Sibsankar Roy

Personal information
- Full name: Sibsankar Arabinda Roy
- Born: 10 October 1990 (age 35) Guwahati, Assam, India
- Nickname: Sibu
- Batting: Left-handed
- Bowling: Right-arm off break
- Role: Batter

Domestic team information
- 2008–present: Assam
- Source: Cricinfo, 5 October 2015

= Sibsankar Roy (cricketer) =

Indian cricketer (born 1990)

Sibsankar Arabinda Roy (born 10 October 1990) is an Indian cricketer. He is a left-handed batter and a right-arm off-break bowler who plays for Assam in domestic cricket.

==Career==
Roy was born in Guwahati. He began his cricketing career in the youth ranks of Assam, in the 2001-02 National Under-14s tournament, aged just eleven. He moved up to the Under-15s team the following year, for whom he played for two consecutive seasons.

Roy started 2004–05 with the Under-19s team before moving to the Under-17s, moving back to the Under-19s in 2005–06. Roy maintained his position in the Under-19s in 2006–07, and played a couple of games for the Under-22s in 2007–08, before making his step up to the first team.
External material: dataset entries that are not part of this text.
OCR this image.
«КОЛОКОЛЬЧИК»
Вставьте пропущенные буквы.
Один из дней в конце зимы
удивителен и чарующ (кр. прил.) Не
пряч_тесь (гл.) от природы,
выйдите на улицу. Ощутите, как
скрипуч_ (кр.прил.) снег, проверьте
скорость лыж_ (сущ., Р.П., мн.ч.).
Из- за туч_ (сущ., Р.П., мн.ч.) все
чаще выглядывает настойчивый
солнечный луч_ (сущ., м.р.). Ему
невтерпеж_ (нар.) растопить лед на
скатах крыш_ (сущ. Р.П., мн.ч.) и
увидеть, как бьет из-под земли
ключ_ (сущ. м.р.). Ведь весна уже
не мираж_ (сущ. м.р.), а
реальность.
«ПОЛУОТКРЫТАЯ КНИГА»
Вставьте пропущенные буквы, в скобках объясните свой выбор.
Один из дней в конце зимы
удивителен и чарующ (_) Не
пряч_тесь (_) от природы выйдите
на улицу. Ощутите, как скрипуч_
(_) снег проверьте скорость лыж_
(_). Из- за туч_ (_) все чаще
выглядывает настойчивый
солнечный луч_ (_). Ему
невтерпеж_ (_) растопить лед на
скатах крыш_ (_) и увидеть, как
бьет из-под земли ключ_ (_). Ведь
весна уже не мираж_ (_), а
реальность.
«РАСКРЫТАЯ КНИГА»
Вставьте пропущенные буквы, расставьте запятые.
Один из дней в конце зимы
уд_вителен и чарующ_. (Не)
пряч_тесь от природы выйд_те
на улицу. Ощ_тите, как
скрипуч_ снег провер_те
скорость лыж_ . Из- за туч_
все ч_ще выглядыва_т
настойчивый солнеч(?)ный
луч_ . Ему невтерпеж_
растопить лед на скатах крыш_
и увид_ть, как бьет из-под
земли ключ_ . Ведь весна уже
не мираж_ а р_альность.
Roy made his List A debut for Assam in the 2007-08 Vijay Hazare Trophy against Orissa, scoring 35 runs in a narrow defeat. Roy's first-class debut followed the following season, making his debut in the second round of fixtures, against Tripura in the 2008–09 Ranji Trophy. He has played for East Zone and India Blue in the 2012–13 Deodhar Trophy and NKP Salve Challenger Trophy 2013-14 respectively.